Thanks so much for your review.

Reject1

We emphasize the following key points for CT-LLM:1. Extrapolation to Larger Models: our line deduplication methods and MAP-CC dataset are used in the 7B MAP-Neo [1], which performs on par with LLama2. 2. Financial Constraints: Training larger models involves significant costs, to train a 7B model on over 1 trillion tokens can cost nearly one hundred thousand dollars. In comparing CT-LLM with larger models, we note the following advantages: computational efficiency, faster inference, and lower financial costs

Reject2

Current LLMs [2][3][4] often use similar tokenizer and model architecture i.e. RoPE for position embedding, RMSNorm for normalization, etc, with minimal ablation studies on tokenizer effects.

Key Contributions:

  1. We provide the largest velidated (800B) pretrain dataset on our target language, ensuring high data quality and relevance.
  2. We open-source an effective processing pipeline for the pretrain data: similar line deduplication and heuristic rules for data filtering.
  3. We demonstrate pretrain on a non-English dominated corpus can achieve comparable performance and cross-lingual generalization. This encourages the development of non-English corpora, promoting greater inclusivity and attention to diverse linguistic resources.

Question1

  1. CT-LLM performs competitively to industrial SOTA LLMs, e.g. Gemma. On target language benchmarks (CMMLU and C-Eval), CT-LLM achieves around +5% better performance than Gemma-2b and Phi-2. On the MMLU English benchmark, CT-LLM performs +12% better than TinyLLama, with only a -4% performance gap compared to the English-centric Gemma-2b.
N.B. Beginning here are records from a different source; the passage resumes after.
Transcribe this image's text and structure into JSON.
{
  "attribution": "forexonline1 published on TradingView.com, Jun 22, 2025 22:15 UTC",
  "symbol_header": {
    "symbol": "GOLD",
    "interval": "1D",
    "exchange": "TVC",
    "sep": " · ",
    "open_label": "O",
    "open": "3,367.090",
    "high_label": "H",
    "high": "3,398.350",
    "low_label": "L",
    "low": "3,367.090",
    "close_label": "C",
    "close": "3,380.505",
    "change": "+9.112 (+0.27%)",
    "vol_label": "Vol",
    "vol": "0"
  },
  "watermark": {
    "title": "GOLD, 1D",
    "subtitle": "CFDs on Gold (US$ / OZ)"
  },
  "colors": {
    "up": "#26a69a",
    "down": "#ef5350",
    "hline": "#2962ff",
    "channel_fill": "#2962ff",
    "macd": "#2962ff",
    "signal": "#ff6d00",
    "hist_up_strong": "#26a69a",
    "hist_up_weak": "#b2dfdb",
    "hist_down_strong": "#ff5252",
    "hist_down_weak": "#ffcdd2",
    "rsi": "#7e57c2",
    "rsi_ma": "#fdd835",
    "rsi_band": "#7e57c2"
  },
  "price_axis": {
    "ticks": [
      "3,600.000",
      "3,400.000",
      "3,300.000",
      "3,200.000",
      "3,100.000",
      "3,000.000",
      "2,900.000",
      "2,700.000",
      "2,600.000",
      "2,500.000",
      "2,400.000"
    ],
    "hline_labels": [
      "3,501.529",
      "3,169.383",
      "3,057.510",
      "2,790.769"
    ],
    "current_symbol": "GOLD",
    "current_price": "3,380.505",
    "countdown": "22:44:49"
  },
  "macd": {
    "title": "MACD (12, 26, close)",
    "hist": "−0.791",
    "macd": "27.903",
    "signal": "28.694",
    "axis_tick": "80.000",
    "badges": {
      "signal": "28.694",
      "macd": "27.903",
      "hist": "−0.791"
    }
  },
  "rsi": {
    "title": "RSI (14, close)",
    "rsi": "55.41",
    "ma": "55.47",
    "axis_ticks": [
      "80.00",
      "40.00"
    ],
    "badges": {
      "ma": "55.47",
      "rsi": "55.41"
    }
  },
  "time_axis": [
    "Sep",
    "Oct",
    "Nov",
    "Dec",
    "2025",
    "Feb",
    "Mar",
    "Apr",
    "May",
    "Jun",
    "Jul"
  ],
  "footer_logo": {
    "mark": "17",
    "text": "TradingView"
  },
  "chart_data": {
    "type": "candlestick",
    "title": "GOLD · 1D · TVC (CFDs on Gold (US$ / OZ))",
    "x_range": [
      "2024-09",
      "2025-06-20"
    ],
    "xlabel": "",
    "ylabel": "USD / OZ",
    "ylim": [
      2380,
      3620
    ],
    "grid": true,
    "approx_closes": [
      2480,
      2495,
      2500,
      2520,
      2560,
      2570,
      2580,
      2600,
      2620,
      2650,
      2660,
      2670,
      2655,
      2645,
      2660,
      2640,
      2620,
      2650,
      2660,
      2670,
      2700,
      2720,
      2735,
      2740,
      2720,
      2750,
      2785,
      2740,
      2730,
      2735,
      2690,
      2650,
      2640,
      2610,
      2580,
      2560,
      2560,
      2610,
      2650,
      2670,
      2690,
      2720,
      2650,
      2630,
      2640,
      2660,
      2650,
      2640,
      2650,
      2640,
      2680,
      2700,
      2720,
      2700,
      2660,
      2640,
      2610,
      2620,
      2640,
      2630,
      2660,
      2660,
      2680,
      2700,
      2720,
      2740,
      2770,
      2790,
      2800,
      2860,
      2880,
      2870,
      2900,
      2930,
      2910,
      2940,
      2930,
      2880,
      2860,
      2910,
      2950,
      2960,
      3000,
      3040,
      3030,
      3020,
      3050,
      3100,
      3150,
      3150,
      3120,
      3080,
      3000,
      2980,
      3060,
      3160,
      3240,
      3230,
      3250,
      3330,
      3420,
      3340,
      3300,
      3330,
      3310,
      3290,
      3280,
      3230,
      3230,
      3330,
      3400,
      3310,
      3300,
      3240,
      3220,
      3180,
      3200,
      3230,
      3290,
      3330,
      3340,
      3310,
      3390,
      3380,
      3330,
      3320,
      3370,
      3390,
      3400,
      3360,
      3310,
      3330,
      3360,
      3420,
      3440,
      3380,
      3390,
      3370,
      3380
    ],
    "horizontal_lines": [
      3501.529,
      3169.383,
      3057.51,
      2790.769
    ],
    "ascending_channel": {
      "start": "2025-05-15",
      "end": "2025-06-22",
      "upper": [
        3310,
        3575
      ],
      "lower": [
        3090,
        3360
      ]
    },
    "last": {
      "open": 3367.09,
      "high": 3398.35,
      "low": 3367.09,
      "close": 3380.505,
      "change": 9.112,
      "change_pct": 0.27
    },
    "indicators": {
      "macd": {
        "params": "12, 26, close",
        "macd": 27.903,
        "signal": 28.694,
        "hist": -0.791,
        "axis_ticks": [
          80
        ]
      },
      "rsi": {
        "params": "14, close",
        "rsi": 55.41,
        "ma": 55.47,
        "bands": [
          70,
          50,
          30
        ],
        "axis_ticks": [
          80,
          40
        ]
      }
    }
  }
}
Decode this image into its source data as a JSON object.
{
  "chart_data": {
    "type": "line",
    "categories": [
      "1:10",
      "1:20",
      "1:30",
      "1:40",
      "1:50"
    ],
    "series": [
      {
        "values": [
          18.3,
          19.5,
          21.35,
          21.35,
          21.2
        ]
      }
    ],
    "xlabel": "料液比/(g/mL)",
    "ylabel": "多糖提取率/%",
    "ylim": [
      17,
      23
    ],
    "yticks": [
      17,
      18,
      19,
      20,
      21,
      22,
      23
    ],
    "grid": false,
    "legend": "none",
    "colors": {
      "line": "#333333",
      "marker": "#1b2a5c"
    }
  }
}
The performances gaps are largely due to the complex engineering and private data curation used by industrial models to boost specific downstream tasks. Our goal is to investigate our primary research problem, so we have not focused extensively on domain-specific data curation. Similar to another transparent LLM, OLMo [5], which also lags behind industrial models like LLama and Pythia, our focus is on providing valuable scientific insights rather than solely competing on performance metrics.

Question2:

In our scenario, code can be seen as low-resource data. Despite having only 7.91% of pretraining data dedicated to code, we achieve equal performance with Gemma-2b on humaneval.

Reference (Arxiv ID)

[1] 2405.19327

[2] 2309.16609

[3] 2309.10305

[4] 2307.09288

[5] 2402.00838

评论

Thank you for the response. I would like to keep my score.

最终决定

The reviewers agreed that this paper provides several valuable contributions:

  • A high-quality and extensive Chinese corpus (800B).
  • A data processing pipeline for filtering pretraining data.
  • A benchmark for evaluating Chinese hard cases (CHC-Bench).
  • New insights into political bias. However, some concerns were raised regarding the limited novelty of the model architecture and the relatively small size of the model. Despite these concerns, the paper's contributions—particularly the datasets, tools, and findings—are significant enough to be ready for publication.